La Maison Heler à Metz (Crédits photo : Pierre LEHMANN pourle Groupe BLE Lorraine)

Perchée tout là-haut sur un immeuble de béton, la Maison Heler, souvent surnommée l’Hôtel Starck, a ouvert, après de longues années d’attente, les portes de son univers fantasmagorique fin mars 2025 dans le Quartier de l’Amphithéâtre à Metz. L’établissement promet à ses hôtes de vivre une expérience hors du commun à deux pas du Centre Pompidou-Metz.

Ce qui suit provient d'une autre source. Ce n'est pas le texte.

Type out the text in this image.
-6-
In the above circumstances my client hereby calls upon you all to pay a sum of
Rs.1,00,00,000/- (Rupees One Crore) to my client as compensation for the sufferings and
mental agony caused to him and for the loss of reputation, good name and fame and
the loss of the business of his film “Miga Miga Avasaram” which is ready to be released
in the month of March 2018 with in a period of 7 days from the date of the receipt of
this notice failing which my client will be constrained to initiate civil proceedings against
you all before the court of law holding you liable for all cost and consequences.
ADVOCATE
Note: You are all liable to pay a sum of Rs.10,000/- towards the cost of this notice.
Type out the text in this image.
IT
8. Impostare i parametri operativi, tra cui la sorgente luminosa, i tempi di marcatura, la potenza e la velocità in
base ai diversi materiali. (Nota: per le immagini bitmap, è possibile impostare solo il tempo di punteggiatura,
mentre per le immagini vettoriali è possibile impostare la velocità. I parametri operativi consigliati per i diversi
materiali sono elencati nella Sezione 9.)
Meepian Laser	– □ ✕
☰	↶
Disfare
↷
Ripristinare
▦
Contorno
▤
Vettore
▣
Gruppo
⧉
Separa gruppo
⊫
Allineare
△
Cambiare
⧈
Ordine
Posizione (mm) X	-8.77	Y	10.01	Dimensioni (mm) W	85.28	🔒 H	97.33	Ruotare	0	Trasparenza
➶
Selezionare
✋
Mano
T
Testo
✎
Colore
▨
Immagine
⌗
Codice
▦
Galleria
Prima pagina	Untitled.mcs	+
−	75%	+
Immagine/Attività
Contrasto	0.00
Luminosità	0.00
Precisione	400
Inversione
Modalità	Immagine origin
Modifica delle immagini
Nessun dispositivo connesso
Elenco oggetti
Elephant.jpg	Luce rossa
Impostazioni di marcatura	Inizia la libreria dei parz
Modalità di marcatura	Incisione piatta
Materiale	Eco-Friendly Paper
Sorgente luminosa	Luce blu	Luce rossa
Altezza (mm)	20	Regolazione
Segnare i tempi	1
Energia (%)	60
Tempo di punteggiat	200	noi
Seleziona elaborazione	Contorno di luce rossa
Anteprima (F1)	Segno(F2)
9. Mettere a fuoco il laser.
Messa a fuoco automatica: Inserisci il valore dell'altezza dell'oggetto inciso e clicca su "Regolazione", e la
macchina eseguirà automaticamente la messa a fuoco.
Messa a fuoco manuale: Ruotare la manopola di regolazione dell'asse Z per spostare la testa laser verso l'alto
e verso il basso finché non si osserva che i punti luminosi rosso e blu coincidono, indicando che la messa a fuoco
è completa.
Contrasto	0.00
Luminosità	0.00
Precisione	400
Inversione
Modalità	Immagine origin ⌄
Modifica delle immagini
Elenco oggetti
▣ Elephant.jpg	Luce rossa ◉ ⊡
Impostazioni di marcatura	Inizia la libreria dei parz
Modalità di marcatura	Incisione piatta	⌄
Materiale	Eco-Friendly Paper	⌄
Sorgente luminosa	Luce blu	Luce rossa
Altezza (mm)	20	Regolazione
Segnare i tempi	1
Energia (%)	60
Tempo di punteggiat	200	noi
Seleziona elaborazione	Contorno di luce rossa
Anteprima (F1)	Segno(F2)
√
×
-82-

Cet hôtel quatre étoiles intégré à la collection Curio du groupe international Hilton est le tout premier hôtel au monde entièrement conçu par le célèbre designer français Philippe Starck. Celui-ci l’a imaginé selon le conte pataphysique La vie minutieuse de Manfred Heler qu’il a lui-même écrit. Starck y décrit la personnalité de cet homme qui a vécu à Metz durant la période de l’entre-deux guerres. Ayant hérité de ses parents d’une grande maison, Manfred est un jeune homme extravagant, fragile et solitaire qui pourrait bien être le double de Starck. Ingénieux et minutieux, curieux de tout, Manfred Heler s’ennuyait dans sa maison. Pour égayer son quotidien, il inventait tout un tas d’objets plus fantasques les uns que les autres. Le décor réalisé avec soin et précision de l’hôtel rappelle la passion de ce personnage, à l’image de cette enclume en plâtre ou de cette hache à deux bouts. Autant de symboles, de surprises impromptues et de jeux mentaux destinés à susciter la curiosité des visiteurs. Le conte de Philippe Starck met également en scène le Niou, un pygmée qui habite à l’autre bout de la Terre. Le Niou a construit une tour qui, en s’enfonçant inexorablement dans de la vase, est ressortie sous la maison de Manfred Heler après avoir traversé le centre de la Terre. La tour du Niou a poussé dans les airs la demeure de Manfred qui se retrouve ainsi perchée à plusieurs dizaines de mètres de hauteur au-dessus de Metz.

Villa Salomon Metz
Philippe Starck s’est inspiré de la Villa Burger dite Salomon pour son hôtel à Metz (Crédits photo : Pierre LEHMANN pour le Groupe BLE Lorraine)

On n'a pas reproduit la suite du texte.